Mysteries of Technology



   A family of four is having dinner in a restaurant. The parents are middle-aged, their daughter in her early teens, her brother about eight. There is little conversation at the table: a word or two here and there, an occasional short sentence, a grunt, a snort. They seldom make eye contact; each of them is focused on his or her IPhone. It’s a scene right out of a subway car at rush hour. But the four are not strangers, not commuters hidden behind newspapers. They are a family, parents and children, each in a separate world, the world of the electronic gadget in his or her hand.

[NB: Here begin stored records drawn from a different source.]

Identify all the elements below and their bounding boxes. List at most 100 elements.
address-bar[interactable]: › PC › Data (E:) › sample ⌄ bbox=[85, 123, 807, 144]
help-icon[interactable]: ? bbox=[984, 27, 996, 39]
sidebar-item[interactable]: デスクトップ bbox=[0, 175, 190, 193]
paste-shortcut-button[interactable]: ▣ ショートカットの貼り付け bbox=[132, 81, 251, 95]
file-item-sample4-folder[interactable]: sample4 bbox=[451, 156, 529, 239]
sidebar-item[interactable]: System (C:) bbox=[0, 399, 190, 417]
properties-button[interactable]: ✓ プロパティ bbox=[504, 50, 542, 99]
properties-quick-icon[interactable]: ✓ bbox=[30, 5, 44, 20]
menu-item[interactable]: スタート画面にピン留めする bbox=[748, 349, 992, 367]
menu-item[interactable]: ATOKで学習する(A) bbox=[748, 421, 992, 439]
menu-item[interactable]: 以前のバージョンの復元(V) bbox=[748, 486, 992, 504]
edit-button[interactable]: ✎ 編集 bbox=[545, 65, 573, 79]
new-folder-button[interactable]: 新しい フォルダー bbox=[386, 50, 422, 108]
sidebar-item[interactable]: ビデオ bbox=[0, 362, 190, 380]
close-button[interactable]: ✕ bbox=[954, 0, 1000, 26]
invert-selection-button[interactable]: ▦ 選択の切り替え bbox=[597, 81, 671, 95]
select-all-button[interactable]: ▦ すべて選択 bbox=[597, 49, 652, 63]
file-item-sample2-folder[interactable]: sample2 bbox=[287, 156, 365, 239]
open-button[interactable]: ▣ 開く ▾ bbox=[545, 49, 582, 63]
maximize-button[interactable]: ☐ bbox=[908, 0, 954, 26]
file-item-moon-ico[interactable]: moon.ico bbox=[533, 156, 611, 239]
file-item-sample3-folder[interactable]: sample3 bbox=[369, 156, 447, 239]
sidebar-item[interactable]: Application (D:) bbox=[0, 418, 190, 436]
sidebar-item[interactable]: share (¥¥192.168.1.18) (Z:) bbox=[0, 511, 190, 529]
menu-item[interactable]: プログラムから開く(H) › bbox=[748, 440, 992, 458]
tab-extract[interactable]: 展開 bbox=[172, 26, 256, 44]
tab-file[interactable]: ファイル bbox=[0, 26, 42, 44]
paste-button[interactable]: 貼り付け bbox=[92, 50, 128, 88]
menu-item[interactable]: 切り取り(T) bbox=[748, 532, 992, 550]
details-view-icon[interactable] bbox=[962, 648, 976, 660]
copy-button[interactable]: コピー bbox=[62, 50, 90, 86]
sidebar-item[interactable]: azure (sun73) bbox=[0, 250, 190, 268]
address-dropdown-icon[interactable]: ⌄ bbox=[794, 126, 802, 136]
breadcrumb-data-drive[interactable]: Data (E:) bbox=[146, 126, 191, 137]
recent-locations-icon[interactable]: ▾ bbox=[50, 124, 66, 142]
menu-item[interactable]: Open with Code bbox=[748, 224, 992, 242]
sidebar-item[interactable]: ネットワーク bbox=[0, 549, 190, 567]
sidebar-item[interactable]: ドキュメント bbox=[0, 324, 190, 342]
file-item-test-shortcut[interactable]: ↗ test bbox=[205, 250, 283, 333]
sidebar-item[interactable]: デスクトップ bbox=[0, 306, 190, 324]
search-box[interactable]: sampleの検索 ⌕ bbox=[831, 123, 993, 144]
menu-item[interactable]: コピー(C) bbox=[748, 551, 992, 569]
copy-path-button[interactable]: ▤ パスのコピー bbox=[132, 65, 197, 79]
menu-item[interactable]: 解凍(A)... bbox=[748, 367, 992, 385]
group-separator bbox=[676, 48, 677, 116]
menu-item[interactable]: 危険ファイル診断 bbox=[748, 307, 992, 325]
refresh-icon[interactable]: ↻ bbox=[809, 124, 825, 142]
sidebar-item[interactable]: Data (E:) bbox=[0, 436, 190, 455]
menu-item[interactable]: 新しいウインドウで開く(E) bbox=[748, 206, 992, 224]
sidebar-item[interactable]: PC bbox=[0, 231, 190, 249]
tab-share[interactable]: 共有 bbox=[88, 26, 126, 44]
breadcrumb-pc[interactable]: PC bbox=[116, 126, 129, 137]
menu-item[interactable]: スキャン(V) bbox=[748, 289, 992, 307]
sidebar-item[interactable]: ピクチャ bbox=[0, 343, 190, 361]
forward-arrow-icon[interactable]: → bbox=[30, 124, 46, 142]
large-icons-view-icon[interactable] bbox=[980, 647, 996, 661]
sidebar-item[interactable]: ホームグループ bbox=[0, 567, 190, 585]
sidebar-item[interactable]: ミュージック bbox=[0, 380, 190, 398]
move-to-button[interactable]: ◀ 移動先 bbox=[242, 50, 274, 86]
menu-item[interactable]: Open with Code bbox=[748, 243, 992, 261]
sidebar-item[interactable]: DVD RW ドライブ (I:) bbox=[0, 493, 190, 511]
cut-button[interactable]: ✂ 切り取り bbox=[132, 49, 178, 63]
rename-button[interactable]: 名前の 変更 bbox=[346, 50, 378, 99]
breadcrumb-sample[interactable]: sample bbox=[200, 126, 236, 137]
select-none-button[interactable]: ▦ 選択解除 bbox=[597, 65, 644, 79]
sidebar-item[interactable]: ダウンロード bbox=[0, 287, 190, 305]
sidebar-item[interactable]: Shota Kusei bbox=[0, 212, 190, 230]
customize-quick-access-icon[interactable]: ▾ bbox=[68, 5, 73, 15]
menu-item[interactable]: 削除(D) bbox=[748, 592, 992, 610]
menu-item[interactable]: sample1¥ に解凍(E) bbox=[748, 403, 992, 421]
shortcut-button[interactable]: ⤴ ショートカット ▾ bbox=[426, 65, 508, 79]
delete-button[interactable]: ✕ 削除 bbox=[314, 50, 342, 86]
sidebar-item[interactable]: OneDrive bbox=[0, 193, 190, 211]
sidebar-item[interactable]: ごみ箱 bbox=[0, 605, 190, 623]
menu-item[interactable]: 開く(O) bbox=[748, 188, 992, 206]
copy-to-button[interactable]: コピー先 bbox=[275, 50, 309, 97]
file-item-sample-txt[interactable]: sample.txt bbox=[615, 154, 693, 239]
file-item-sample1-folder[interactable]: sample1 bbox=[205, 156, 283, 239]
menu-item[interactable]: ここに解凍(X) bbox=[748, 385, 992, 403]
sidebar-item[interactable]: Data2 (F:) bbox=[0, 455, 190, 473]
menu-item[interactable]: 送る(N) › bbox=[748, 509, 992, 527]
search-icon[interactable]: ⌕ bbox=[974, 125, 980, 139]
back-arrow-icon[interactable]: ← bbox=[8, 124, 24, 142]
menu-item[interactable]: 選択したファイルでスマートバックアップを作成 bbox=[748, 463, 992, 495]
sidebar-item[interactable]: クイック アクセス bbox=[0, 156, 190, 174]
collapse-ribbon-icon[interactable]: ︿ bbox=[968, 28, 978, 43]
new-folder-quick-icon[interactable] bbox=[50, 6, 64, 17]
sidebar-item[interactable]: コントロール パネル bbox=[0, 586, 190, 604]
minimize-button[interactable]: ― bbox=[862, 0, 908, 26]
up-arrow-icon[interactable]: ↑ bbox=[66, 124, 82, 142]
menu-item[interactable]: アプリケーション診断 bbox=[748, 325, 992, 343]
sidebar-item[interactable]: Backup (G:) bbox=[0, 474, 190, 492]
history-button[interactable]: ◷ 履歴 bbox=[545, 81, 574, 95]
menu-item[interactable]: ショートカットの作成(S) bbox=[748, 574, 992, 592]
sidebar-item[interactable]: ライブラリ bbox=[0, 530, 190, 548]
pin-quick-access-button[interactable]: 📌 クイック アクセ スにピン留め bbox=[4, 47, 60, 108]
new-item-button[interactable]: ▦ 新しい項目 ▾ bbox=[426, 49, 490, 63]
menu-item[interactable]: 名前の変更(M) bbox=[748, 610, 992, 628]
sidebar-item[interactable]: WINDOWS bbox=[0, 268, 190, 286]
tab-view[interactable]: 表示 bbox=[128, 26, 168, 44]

   In his apartment at the retirement community, a man with too little to do fires up his computer. Among his e-mails are three from his daughter, who lives on the other side of the country. The first is a video of his three-month-old granddaughter lying on the bed, smiling the world’s most beautiful smile. The second e-mail is a video of the man’s two-year-old grandson looking out the kitchen door and calling the chickens.
   “Here, chicken,” he says. “Here, chicken.”
   He stares through the screen for a moment then turns and runs toward the unseen woman with the electronic gadget in her hand.
   “Mama, chickens. Mama, chickens,” he says.
   The third e-mail is another video. His granddaughter is lying on the floor, laughing and excitedly shaking her little arms and legs. Her brother enters the picture. He has a blanket, which he carefully puts over her legs and stomach before bending down to gently kiss her on the forehead.
   Later, the phone rings. Does the man want to Skype while the kids eat lunch? Of course he does. For a half hour, he watches his grandchildren be children. And before the Skyping ends, he hears his grandson say, “Hi, Grandpa.”
   Strange, isn’t it? The technology that seems to destroy the intimacy of a family crowded into a restaurant booth somehow makes a grandpa feel so close to his grandchildren two thousand miles away. How does it do that?